The Invisible Man, after a somewhat slow burn introduction (the only very big negative I would give to the film… maybe I’m getting impatient in my advanced years), takes off in delirious and interesting directions. Like Till Death, the film does feature several surprises and also some necessary suspension of disbelief (I’ll give one here as I did with Till Death: Didn’t Cecilia wonder why the dog was healthy when she saw him the second time?!).

Still the suspense is quite good and the story is meaty and treats the audience with respect without dipping into silliness.

If I have any real big negative, its only the fact that I somehow stumbled onto seeing these two films and wound up comparing them to each other because their initital premises are so very similar.

The Invisible Man is clearly the more fantastic of the two films and was also the one that featured a larger budget but Till Death gets points for knowing what it’s going for and getting there quick.

Still, you can’t miss with either film.

That is, if you want to see husbands from hell going after their wives… who turn out to be far more resourseful than the asshole husband thought they were!


Till Death (2021) a (Brutal Husbands, part 1) review

A year or two ago, maybe a little more, I was looking through the VUDU (now Fandango) digital movie sales and found the 2021 Megan Fox movie Till Death listed among those available fairly cheap.

I must confess: I wasn’t necessarily interested in buying the film but, as I do, I checked out the reviews and… they were for the most part quite positive. Anyway, bottom line is the price was right and I figured “why not?” The film sounded interesting enough so I figured I’d give it a whirl…


As with all entertainment things I buy, they get into a very long line before I finally have a chance (if ever!) to get to them. Long story short: I was taking a flight somewhere this past week, looked over the movies I had, downloaded several, and when the plane was taking off to my destination, I decided to give Till Death a whirl.

And I was glad I did.

First, though, here’s the movie’s trailer which, thankfully, doesn’t give everything away…

Megan Fox is Emma, a woman who when we first meet in the opening minutes of the film is ending an affair she’s having. See, it is her anniversary and while she is clearly very unhappy in her marriage, she is also honorable enough to realize having an affair is no solution either and realizes it’s time to end things. Now, just to add a little more context and without getting too SPOILERY, it is revealed later in the film that Emma knows her husband Mark has been having affairs as well. Their marriage is truly on very shaky grounds.

Anyway, after this, the audience meets Mark (Eoin Macken, wonderfully creepy from his first scene on) who seems contrite and claims he wants this anniversary to be one where they finally put all the negatives from their marriage behind them and become a true couple.

And if you think these two one-time lovebirds do just that in the course of this film, then you haven’t been paying attention and you certainly haven’t seen the above trailer!

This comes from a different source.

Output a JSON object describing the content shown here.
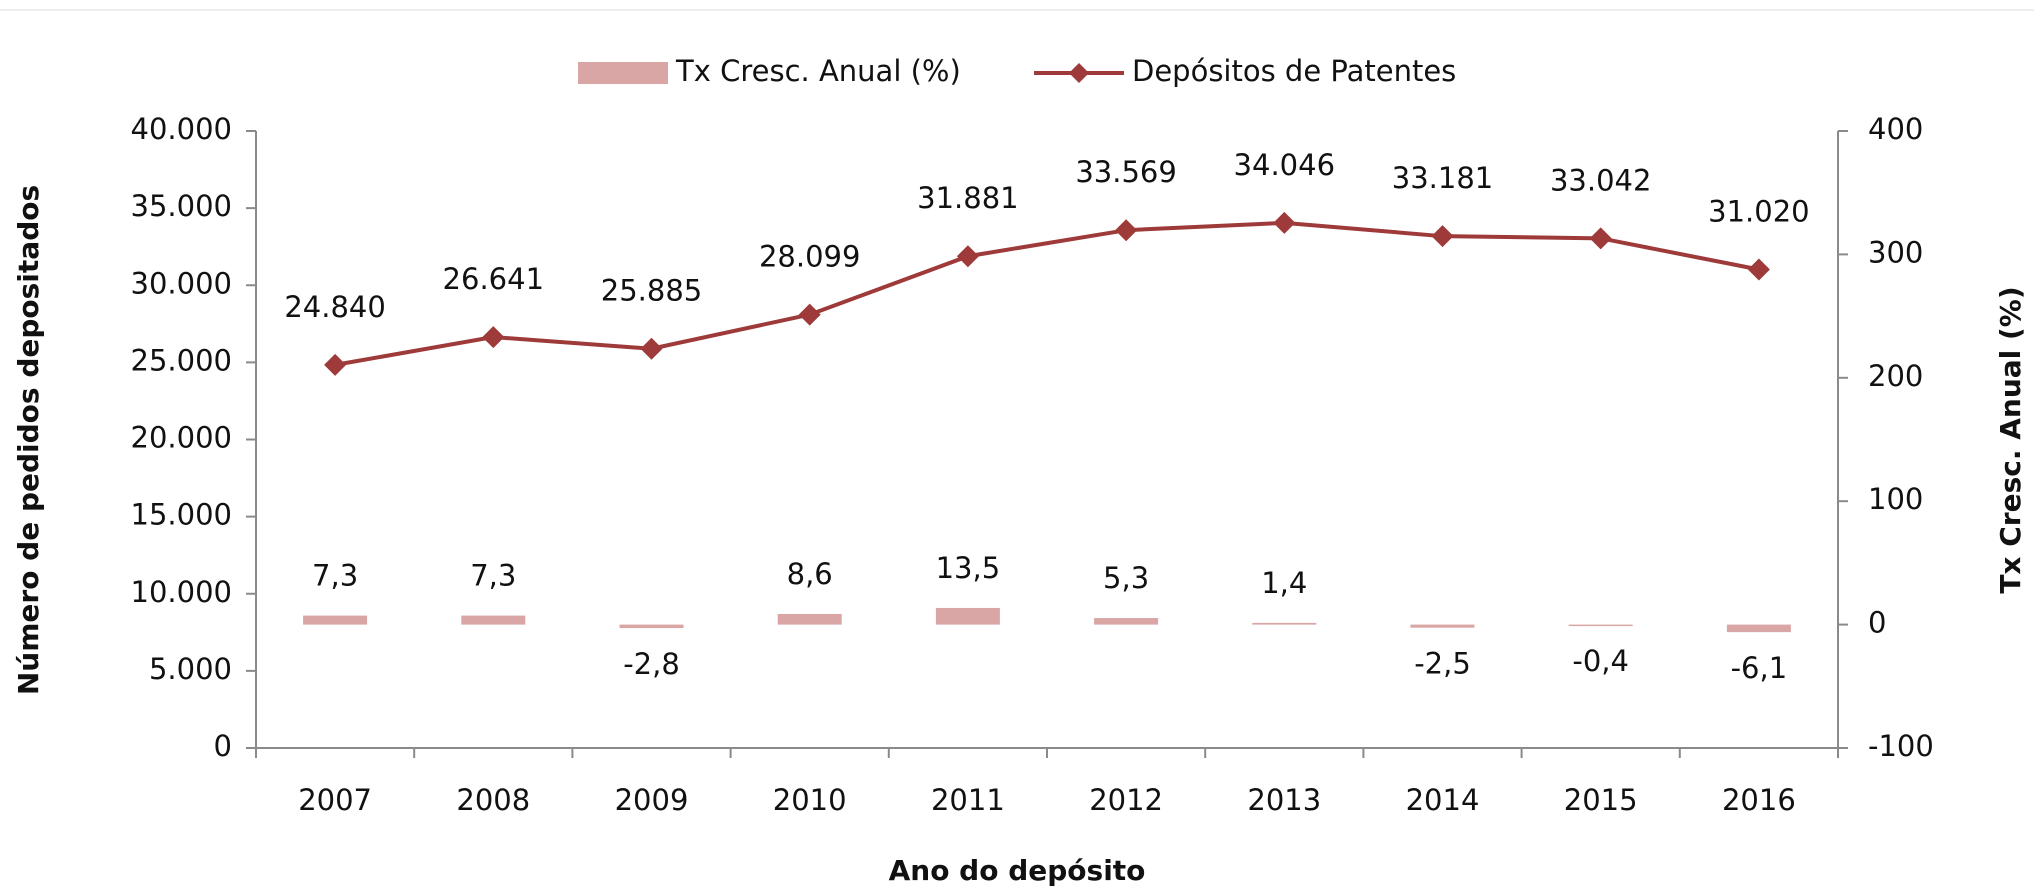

I’m loathe to give away too many of the movie’s story details, but suffice it to say that rather than taking Emma to an isolated romantic retreat where they can finally start the process of healing their relationship, Mark brought her to an isolated, diabolical death trap he has devised. And once the proverbial shit-hits-the-fan and the movie gets going, Emma quite literally is in a fight for her survival against seemingly impossible odds.

I’m certain there are many people who saw this film featured Megan Fox and were instantly turned off by the idea of watching her star in any film and therefore are unwilling to give Till Death a shot but… you’re missing out.

While the film isn’t “perfect” and there are a couple of moments where one has to use the proverbial suspension of disbelief (such as how Ms. Fox’s wonderful makeup stayed on so well through the whole ordeal…!), Till Death is a more than competently crafted thriller that delivers several surprises along with the life and death struggles of Emma.

As for Ms. Fox, she’s quite good as the harried leading lady who is quite literally fighting for her life from the fifteen-minute mark (or thereabouts) of the film until its end.

A stylish, suspenseful work that, at least for me, is an easy recommendation.